Mixed emotions filled Kane Hall Tuesday as Seattle community members showed their support in a town hall meeting for Charleena Lyles, a 30-year-old pregnant mother of four who was gunned down in her own apartment on June 18.
The hearing at Kane Hall at the University of Washington served as an open space for the Lyles family as well as for hundreds of Seattle community members to come together to reflect on Lyles’ situation and to hear input from the Seattle City Council.
Michele Storms, ACLU of Washington’s Deputy Director, moderated the forum and established ground rules that prioritized the voices of Lyles’ relatives. Women of color were given second priority after Lyles’ family, followed by men of color and everyone else.
Storms justified her guidelines by highlighting that minority women normally “don’t get to speak” and she, herself a black woman, asked to the audience to give them an opportunity.
Mostly women of color gave speeches during the hearing.
The meeting opened with Charles Lyles, father of Charleena, recollecting warm memories of her.
He reflected on her time as his daughter and her time as a mother to her three children. According to Charles and other people who knew her, “her kids were her world.”
He talked about the impact on his daughter’s children as well as the impact on him, as he has been having anxiety attacks and depression since Father’s Day, the day her life was taken.
“Her boyfriend was harassing her and burglarizing her house,” Charles Lyles said, “and for some reason, they shot her five times. They tried saying she had knives. Everybody’s got knives in their house.”
He addressed the way the Seattle Police Department twisted the story to portray his daughter in a malicious light using her history of mental illness. There had been speculation that she had called the police over with the intent of making them shoot her.
Lyles added: “My daughter loved life. There’s no way she would have called police over to kill herself, especially in front of her kids.”
Charleena’s family including her father, grandfather, brother and cousins attended the hearing.
Charles Lyles Sr., grandfather of Charleena, spoke out as well, criticizing the Seattle police’s method and training. Lyles Sr. said that more than a dozen people in his family were policemen. When dealing with the public in tense situations, Lyles said his family members were trained “not to kill them” and to “talk to them.”

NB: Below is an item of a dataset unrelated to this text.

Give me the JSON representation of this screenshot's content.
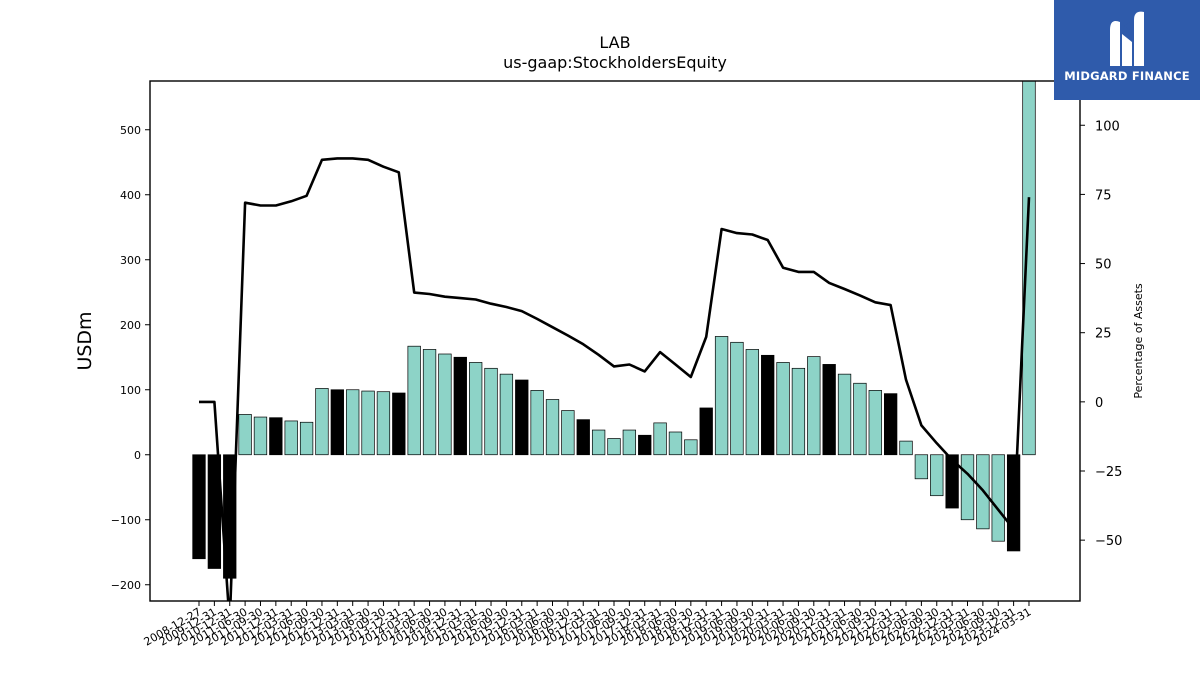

Like many other attendees that night, he demanded “we need to do something to put a stop to this unnecessary killing.”
The audience yearned for change, and many urged for better police training and tactics.
Many Seattle community members pointed out in their speeches that de-escalation training would have saved Charleena’s life and many others in similar situations. Some suggested the police be disarmed and some suggested the police have body cameras.
The council members listened to the audience’s thoughts and concerns.
“We as policymakers need to get a better understanding of better training,” Councilmember Lorena Gonzalez said. “What is de-escalation training?”
Gonzalez repeatedly said that the town hall meeting was a “first step” to holding the police accountable for Lyles’ death and raising awareness for better approaches in handling situations like hers.
According to Gonzalez, the law “basically makes it impossible to charge a police officer,” and she urged the audience to continue to fight to change that.
Many of the Seattle community members pointed out the institutional racism that contributed into the decisions made leading up to Charleena’s death.
“We cry not just for the death of Charleena,” said Sheley Secrest, a vice president of the King County NAACP. “We cry because this is impacting our community, and we are depending on a system that has failed us too often.”
Councilmember Tim Burgess said that he is saddened to see that our society has been battling the same issues as it had in the 1960s.
People asked for change many times over the 2 ½ hour hearing, yet there was no complete answer from the council members that satisfied Seattle community members.
“Why are we negotiating justice?” said Nikkita Oliver, community activist and mayoral candidate. “Your [white] children are being taught about racism, and our children [of color] learn it in our everyday lives.”
Oliver added: “I don’t trust police to investigate police.”
Councilmember Kshama Sawant addressed the topic and urged attendees to sign the petition during the event to appoint an independent committee to investigate Lyles’ death.
Seattle Police Chief Kathleen O’Toole’s absence resonated through the crowd. Many attendees had demanded that she and Mayor Ed Murray be there.
Sawant had previously contacted O’Toole to attend the community junction and O’Toole responded with an email stating that Sawant’s “request to her reflects a disappointing level of ignorance in Seattle Police Department policy.”
Attendee Jennifer Cobb, leader of an advocacy group …and Justice For All, expressed the symbolism behind the situation.
Among the 24 minority, mostly black, women who spoke, many saw Lyles’ death as the physical embodiment that a black woman’s life is less valued in society.
“There’s no excuse for what’s going on around this nation,” Cobb said. “This has got to be the straw that broke the camel’s back. We need to shame America.”
According to Gonzalez, the city has already begun the process of the expedited review and had expressed solidarity, along with other council members, in pressuring federal Judge James Robart to handle the case faster.
Many points were made last night, and the audience unanimously agreed with Rev. Kelle Brown of Plymouth United Church of Christ that “the definition of insanity is doing the same thing over and over again and expecting different results.”